Religion
- Affiliation: Hinduism
- Deity: Nageswary Amman, Mariamman

Location
- Location: Puchong Gateway
- Country: Malaysia

Architecture
- Type: Dravidian architecture
- Creator: Datuk K. Rajan
- Completed: 2013 (consecrated in 2016)

= Om Sri Maha Athi Nageswary Amman Temple, Puchong =

The Nageswary Amman Temple, officially known as the Om Sri Maha Athi Nageswary Amman Temple, is a Hindu temple located in Puchong, Petaling District, Selangor, Malaysia. This temple was founded in 2013 by Datuk K. Rajan. It was officially consecrated in February 2016. It is revered among many other temples, for the architecture is abstract and constructed differently, with statues of various deities being featured near the entrance.

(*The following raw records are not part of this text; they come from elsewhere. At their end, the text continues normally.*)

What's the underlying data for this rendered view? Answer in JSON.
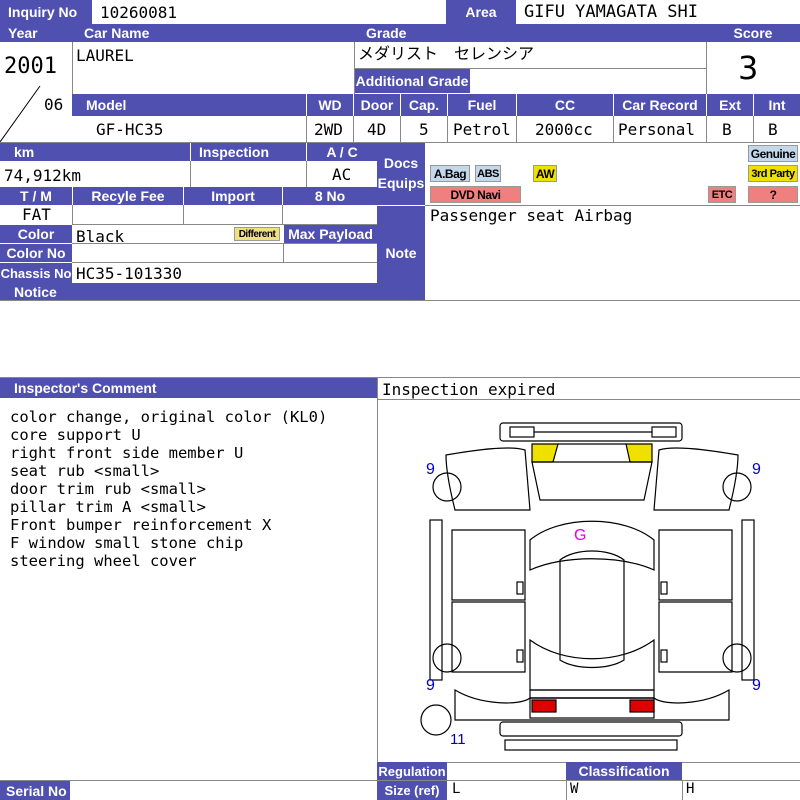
{
  "labels": {
    "inquiry": "Inquiry No",
    "area": "Area",
    "year": "Year",
    "car_name": "Car Name",
    "grade": "Grade",
    "score": "Score",
    "additional_grade": "Additional Grade",
    "model": "Model",
    "wd": "WD",
    "door": "Door",
    "cap": "Cap.",
    "fuel": "Fuel",
    "cc": "CC",
    "car_record": "Car Record",
    "ext": "Ext",
    "int": "Int",
    "km": "km",
    "inspection": "Inspection",
    "ac": "A / C",
    "docs": "Docs",
    "equips": "Equips",
    "tm": "T / M",
    "recycle_fee": "Recyle Fee",
    "import": "Import",
    "eight_no": "8 No",
    "color": "Color",
    "different": "Different",
    "max_payload": "Max Payload",
    "color_no": "Color No",
    "note": "Note",
    "chassis_no": "Chassis No",
    "notice": "Notice",
    "inspectors_comment": "Inspector's Comment",
    "regulation": "Regulation",
    "classification": "Classification",
    "serial_no": "Serial No",
    "size": "Size (ref)",
    "size_l": "L",
    "size_w": "W",
    "size_h": "H"
  },
  "values": {
    "inquiry_no": "10260081",
    "area": "GIFU YAMAGATA SHI",
    "year": "2001",
    "month": "06",
    "car_name": "LAUREL",
    "grade": "メダリスト　セレンシア",
    "score": "3",
    "model": "GF-HC35",
    "wd": "2WD",
    "door": "4D",
    "cap": "5",
    "fuel": "Petrol",
    "cc": "2000cc",
    "car_record": "Personal",
    "ext": "B",
    "int": "B",
    "km": "74,912km",
    "ac": "AC",
    "tm": "FAT",
    "color": "Black",
    "chassis_no": "HC35-101330",
    "note": "Passenger seat Airbag",
    "inspection_status": "Inspection expired"
  },
  "equips": {
    "genuine": "Genuine",
    "abag": "A.Bag",
    "abs": "ABS",
    "aw": "AW",
    "third_party": "3rd Party",
    "dvd_navi": "DVD Navi",
    "etc": "ETC",
    "question": "?"
  },
  "comments": [
    "color change, original color (KL0)",
    "core support U",
    "right front side member U",
    "seat rub <small>",
    "door trim rub <small>",
    "pillar trim A <small>",
    "Front bumper reinforcement X",
    "F window small stone chip",
    "steering wheel cover"
  ],
  "diagram_marks": {
    "roof": "G",
    "tire_fl": "9",
    "tire_fr": "9",
    "tire_rl": "9",
    "tire_rr": "9",
    "spare": "11"
  },
  "colors": {
    "label_bg": "#5050b0",
    "aw_yellow": "#f0e000",
    "red_tag": "#f08080",
    "lamp_red": "#e00000",
    "mark_blue": "#0000cc",
    "mark_magenta": "#e000e0"
  }
}
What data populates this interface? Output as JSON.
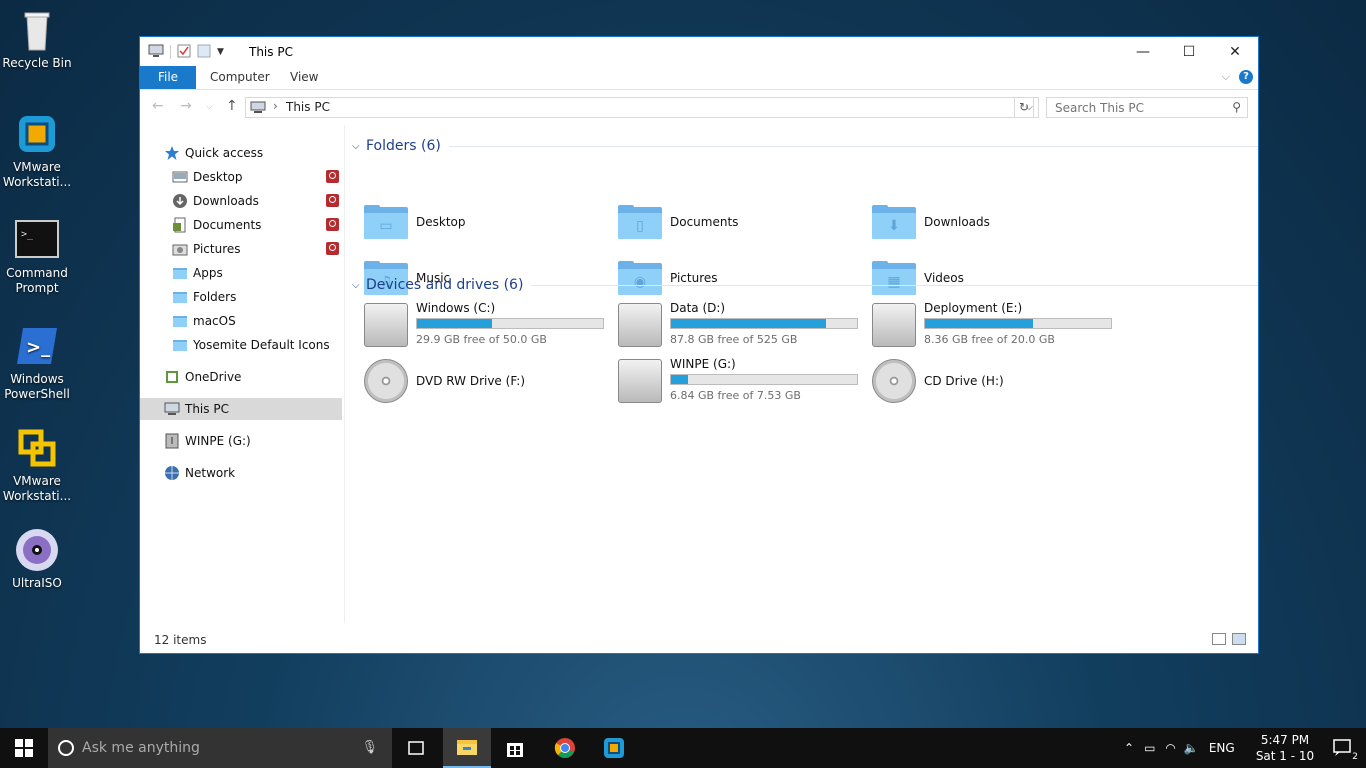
{
  "desktop": {
    "icons": [
      {
        "label1": "Recycle Bin",
        "label2": ""
      },
      {
        "label1": "VMware",
        "label2": "Workstati..."
      },
      {
        "label1": "Command",
        "label2": "Prompt"
      },
      {
        "label1": "Windows",
        "label2": "PowerShell"
      },
      {
        "label1": "VMware",
        "label2": "Workstati..."
      },
      {
        "label1": "UltraISO",
        "label2": ""
      }
    ]
  },
  "window": {
    "title": "This PC",
    "tabs": {
      "file": "File",
      "computer": "Computer",
      "view": "View"
    },
    "help": "?"
  },
  "address": {
    "crumb": "This PC",
    "search_placeholder": "Search This PC"
  },
  "nav": {
    "quick_access": "Quick access",
    "quick_items": [
      "Desktop",
      "Downloads",
      "Documents",
      "Pictures",
      "Apps",
      "Folders",
      "macOS",
      "Yosemite Default Icons"
    ],
    "onedrive": "OneDrive",
    "this_pc": "This PC",
    "winpe": "WINPE (G:)",
    "network": "Network"
  },
  "folders": {
    "header": "Folders (6)",
    "items": [
      "Desktop",
      "Documents",
      "Downloads",
      "Music",
      "Pictures",
      "Videos"
    ]
  },
  "devices": {
    "header": "Devices and drives (6)",
    "items": [
      {
        "name": "Windows (C:)",
        "free": "29.9 GB free of 50.0 GB",
        "used_fraction": 0.402
      },
      {
        "name": "Data (D:)",
        "free": "87.8 GB free of 525 GB",
        "used_fraction": 0.833
      },
      {
        "name": "Deployment (E:)",
        "free": "8.36 GB free of 20.0 GB",
        "used_fraction": 0.582
      },
      {
        "name": "DVD RW Drive (F:)",
        "free": "",
        "used_fraction": null
      },
      {
        "name": "WINPE (G:)",
        "free": "6.84 GB free of 7.53 GB",
        "used_fraction": 0.092
      },
      {
        "name": "CD Drive (H:)",
        "free": "",
        "used_fraction": null
      }
    ]
  },
  "status": {
    "count": "12 items"
  },
  "taskbar": {
    "search_placeholder": "Ask me anything",
    "lang": "ENG",
    "time": "5:47 PM",
    "date": "Sat 1 - 10",
    "notifications": "2"
  },
  "colors": {
    "accent": "#1979ca",
    "drive_bar": "#26a0da",
    "folder": "#8ed0f7",
    "selection": "#d9d9d9"
  }
}
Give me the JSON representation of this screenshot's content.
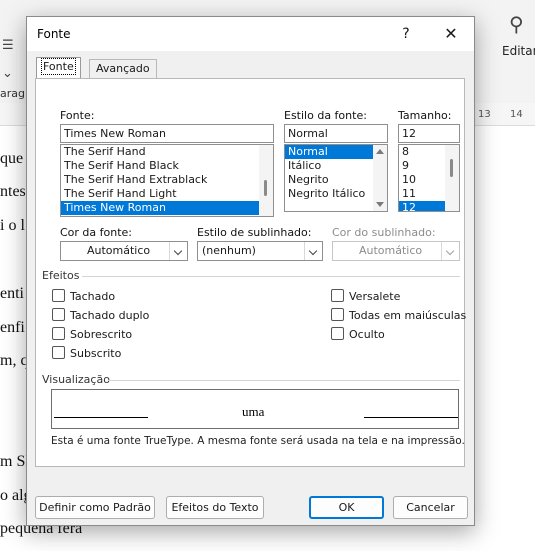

The temple is dedicated to the deity Nageswary Amman, a form of Amman. The goddess is known to be mounded on a snake, as most of the statues near the entrance are deities mounded on serpents.

==Art and architecture==
The temple was built in the Dravidian style, and the temple features 4 gopurams, along with a total of 354 snakes carved around the temple. In addition to having other deities carved in walls of the temple, there stands a 65 ft Shiva lingam in the center of the temple, behind the main gopuram.
==Kumbabishekam==
The first kumbabishekam for the temple was on February 14, 2016. Around 100,000 people attended the kumbabishekam. Following the kumbabishekam, a mandalabishegam (special prayers) lasted for 48 days.